Jej brat bliźniak ma już 10 lat…

Udostępnij:

Od początku istnienia nOvum kriokonserwacja zarodków była nieodłączną i skuteczną częścią procedury zapłodnienia pozaustrojowego. Dzięki temu, z łącznej liczby blisko 8700 ciąż poczętych w nOvum 2274 ciąże powstały właśnie z zarodków poddanych wcześniej kriokonserwacji. Oznacza to, że w 2274 przypadkach uzyskano ciążę u niepłodnych par – dla których jedynym rozwiązaniem było zapłodnienie pozaustrojowe – bez ponownej stymulacji hormonalnej i bez dokonywania punkcji jajników…

W 2000r. roku jedna z niepłodnych Par poddała się zabiegowi In vitro.
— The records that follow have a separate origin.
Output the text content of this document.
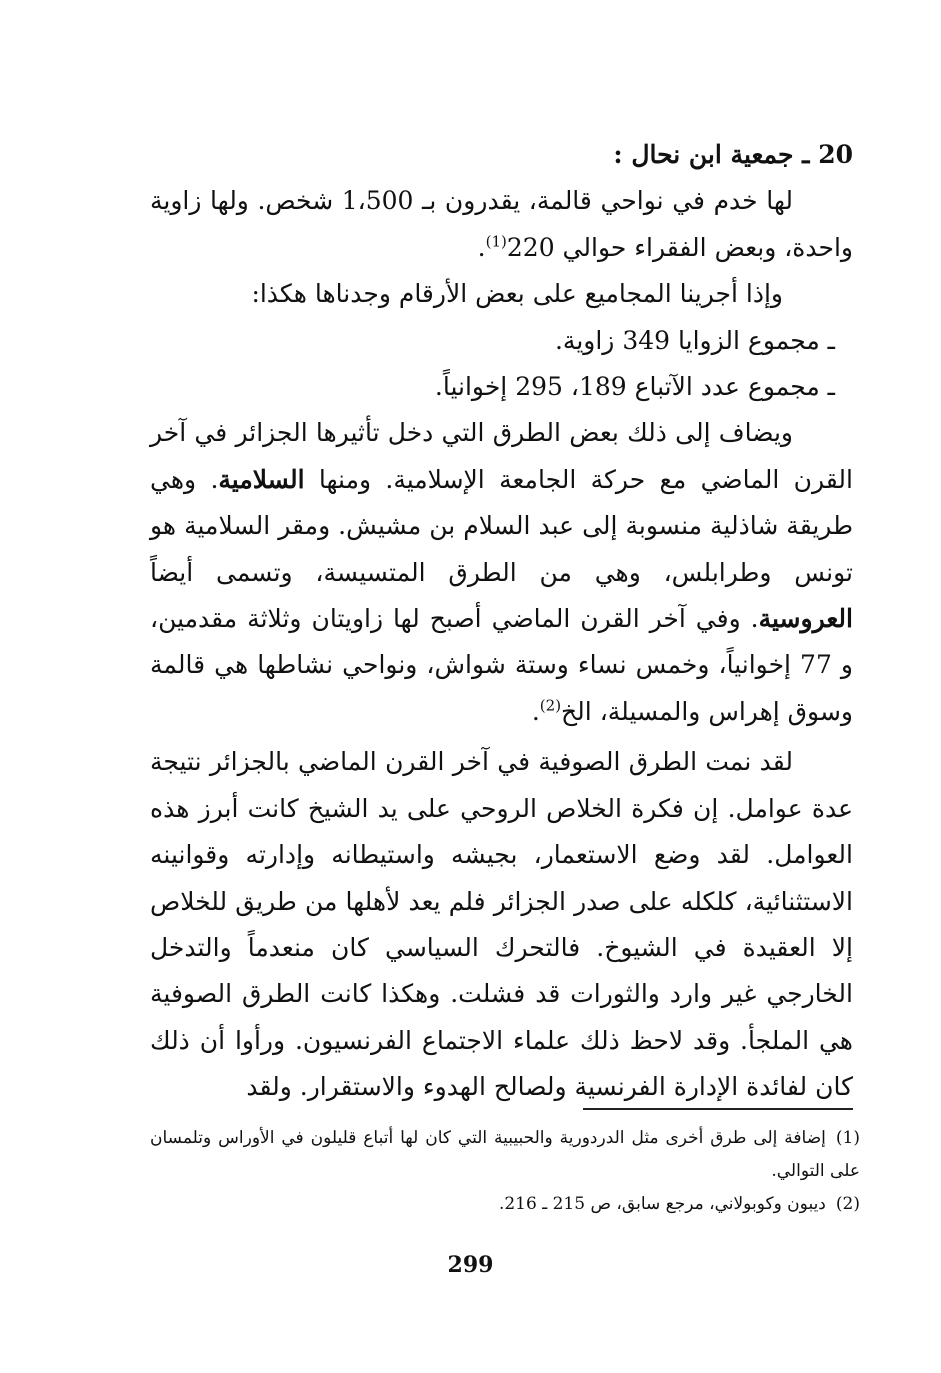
20 ـ جمعية ابن نحال :

لها خدم في نواحي قالمة، يقدرون بـ 1،500 شخص. ولها زاوية واحدة، وبعض الفقراء حوالي 220$^{(1)}$.

وإذا أجرينا المجاميع على بعض الأرقام وجدناها هكذا:

ـ مجموع الزوايا 349 زاوية.

ـ مجموع عدد الآتباع 189، 295 إخوانياً.

ويضاف إلى ذلك بعض الطرق التي دخل تأثيرها الجزائر في آخر القرن الماضي مع حركة الجامعة الإسلامية. ومنها السلامية. وهي طريقة شاذلية منسوبة إلى عبد السلام بن مشيش. ومقر السلامية هو تونس وطرابلس، وهي من الطرق المتسيسة، وتسمى أيضاً العروسية. وفي آخر القرن الماضي أصبح لها زاويتان وثلاثة مقدمين، و 77 إخوانياً، وخمس نساء وستة شواش، ونواحي نشاطها هي قالمة وسوق إهراس والمسيلة، الخ$^{(2)}$.

لقد نمت الطرق الصوفية في آخر القرن الماضي بالجزائر نتيجة عدة عوامل. إن فكرة الخلاص الروحي على يد الشيخ كانت أبرز هذه العوامل. لقد وضع الاستعمار، بجيشه واستيطانه وإدارته وقوانينه الاستثنائية، كلكله على صدر الجزائر فلم يعد لأهلها من طريق للخلاص إلا العقيدة في الشيوخ. فالتحرك السياسي كان منعدماً والتدخل الخارجي غير وارد والثورات قد فشلت. وهكذا كانت الطرق الصوفية هي الملجأ. وقد لاحظ ذلك علماء الاجتماع الفرنسيون. ورأوا أن ذلك كان لفائدة الإدارة الفرنسية ولصالح الهدوء والاستقرار. ولقد

(1)إضافة إلى طرق أخرى مثل الدردورية والحبيبية التي كان لها أتباع قليلون في الأوراس وتلمسان على التوالي.

(2)ديبون وكوبولاني، مرجع سابق، ص 215 ـ 216.

299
Po zabiegu Pacjentce zagrażał zespół hiperstymulacji jajników w związku z czym lekarze podjęli decyzję o zamrożeniu wszystkich powstałych zarodków. W kolejnym cyklu, kiedy stan przyszłej mamy pozwalał na transfer, uzyskano pierwszą ciążę z mrożonych zarodków. W 2001r. urodził się chłopiec, który dziś ma 10 lat. W piątek, 16 października 2011r., przyszła na świat jego bliźniacza siostra – poczęta tego samego dnia, ale na swoje narodziny czekająca w Klinice nOvum przez blisko 11 lat…
Po urodzeniu pierwszego dziecka, rodzice musieli na  jakiś czas zrezygnować z dalszego powiększania rodziny ze względów zdrowotnych. Jednak, gdy tylko było to możliwe, para zgłosiła się do nOvum po kolejny zarodek, który przez te wszystkie lata był przechowywany w banku zarodków, w ciekłym azocie. Po rozmrożeniu zarodek podjął funkcje życiowe i po podaniu go do macicy udało się uzyskać ciążę. Zdrowa dziewczynka urodziła się o  czasie, ważyła 3750g, mierzyła 60 cm, i w dniu narodzin uzyskała 10 pkt. w skali Apgar.
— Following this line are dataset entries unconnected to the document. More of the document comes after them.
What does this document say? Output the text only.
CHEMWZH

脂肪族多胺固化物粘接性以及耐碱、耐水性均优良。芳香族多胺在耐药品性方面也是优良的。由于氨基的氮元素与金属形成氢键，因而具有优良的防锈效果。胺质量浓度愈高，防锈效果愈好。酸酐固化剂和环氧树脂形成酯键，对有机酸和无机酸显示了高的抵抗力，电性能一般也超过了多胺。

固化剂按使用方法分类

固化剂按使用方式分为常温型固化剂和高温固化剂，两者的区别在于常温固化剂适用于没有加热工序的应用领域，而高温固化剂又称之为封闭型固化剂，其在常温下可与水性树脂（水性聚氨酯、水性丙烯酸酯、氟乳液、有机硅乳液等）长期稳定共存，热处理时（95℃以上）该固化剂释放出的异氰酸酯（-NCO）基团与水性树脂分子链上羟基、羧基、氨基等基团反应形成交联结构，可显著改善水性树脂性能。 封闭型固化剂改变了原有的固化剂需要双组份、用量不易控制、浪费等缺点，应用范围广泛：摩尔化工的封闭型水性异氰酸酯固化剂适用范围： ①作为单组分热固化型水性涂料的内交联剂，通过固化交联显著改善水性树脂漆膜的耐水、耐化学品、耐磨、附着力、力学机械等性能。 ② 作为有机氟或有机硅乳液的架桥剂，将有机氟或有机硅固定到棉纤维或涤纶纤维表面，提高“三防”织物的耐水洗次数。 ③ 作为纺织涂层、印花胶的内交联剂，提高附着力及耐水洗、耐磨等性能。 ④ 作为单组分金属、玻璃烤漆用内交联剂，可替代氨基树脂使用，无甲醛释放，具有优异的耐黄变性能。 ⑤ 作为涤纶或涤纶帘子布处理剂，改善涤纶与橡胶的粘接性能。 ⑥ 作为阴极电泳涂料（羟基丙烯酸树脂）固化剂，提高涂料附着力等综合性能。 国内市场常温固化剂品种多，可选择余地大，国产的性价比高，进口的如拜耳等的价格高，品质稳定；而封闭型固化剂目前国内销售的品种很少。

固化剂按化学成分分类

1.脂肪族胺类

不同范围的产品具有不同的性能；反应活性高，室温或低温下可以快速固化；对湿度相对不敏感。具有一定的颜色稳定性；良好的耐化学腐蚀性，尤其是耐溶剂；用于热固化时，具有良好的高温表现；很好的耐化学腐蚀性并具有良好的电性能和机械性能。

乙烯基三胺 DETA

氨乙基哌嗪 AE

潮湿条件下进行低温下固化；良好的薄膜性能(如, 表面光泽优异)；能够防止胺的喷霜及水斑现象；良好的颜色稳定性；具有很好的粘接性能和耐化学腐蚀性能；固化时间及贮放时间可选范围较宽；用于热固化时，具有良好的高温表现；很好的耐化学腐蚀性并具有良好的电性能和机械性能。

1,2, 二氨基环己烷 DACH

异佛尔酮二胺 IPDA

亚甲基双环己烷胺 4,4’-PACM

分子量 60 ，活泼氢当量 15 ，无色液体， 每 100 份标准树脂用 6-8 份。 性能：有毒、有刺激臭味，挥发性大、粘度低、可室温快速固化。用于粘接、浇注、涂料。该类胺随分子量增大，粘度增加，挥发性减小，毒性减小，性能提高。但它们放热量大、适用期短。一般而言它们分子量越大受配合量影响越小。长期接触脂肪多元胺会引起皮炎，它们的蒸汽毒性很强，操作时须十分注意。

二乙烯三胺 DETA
Dr Piotr Lewandowski, który leczył Parę od początku, powiedział: „Udało się! Powstało kolejne, choć na tak długo zamrożone, życie. To wielka radość i mocny argument przeciwko wrogom mrożenia zarodków. Mrożenie jest nieodłączną częścią metody in vitro”.
„To rekord w skali kraju, chociaż już wcześniej uzyskaliśmy trzy ciąże z przechowywanych przez 10 lat zarodków. Te przykłady pokazują, że kompletnie nieprawdziwa jest teza, jakoby zarodki były niszczone, czy też same ulegały degradacji po latach przechowywania w stanie zamrożenia i nie nadawały się do wszczepienia” – dodaje dr Katarzyna Kozioł.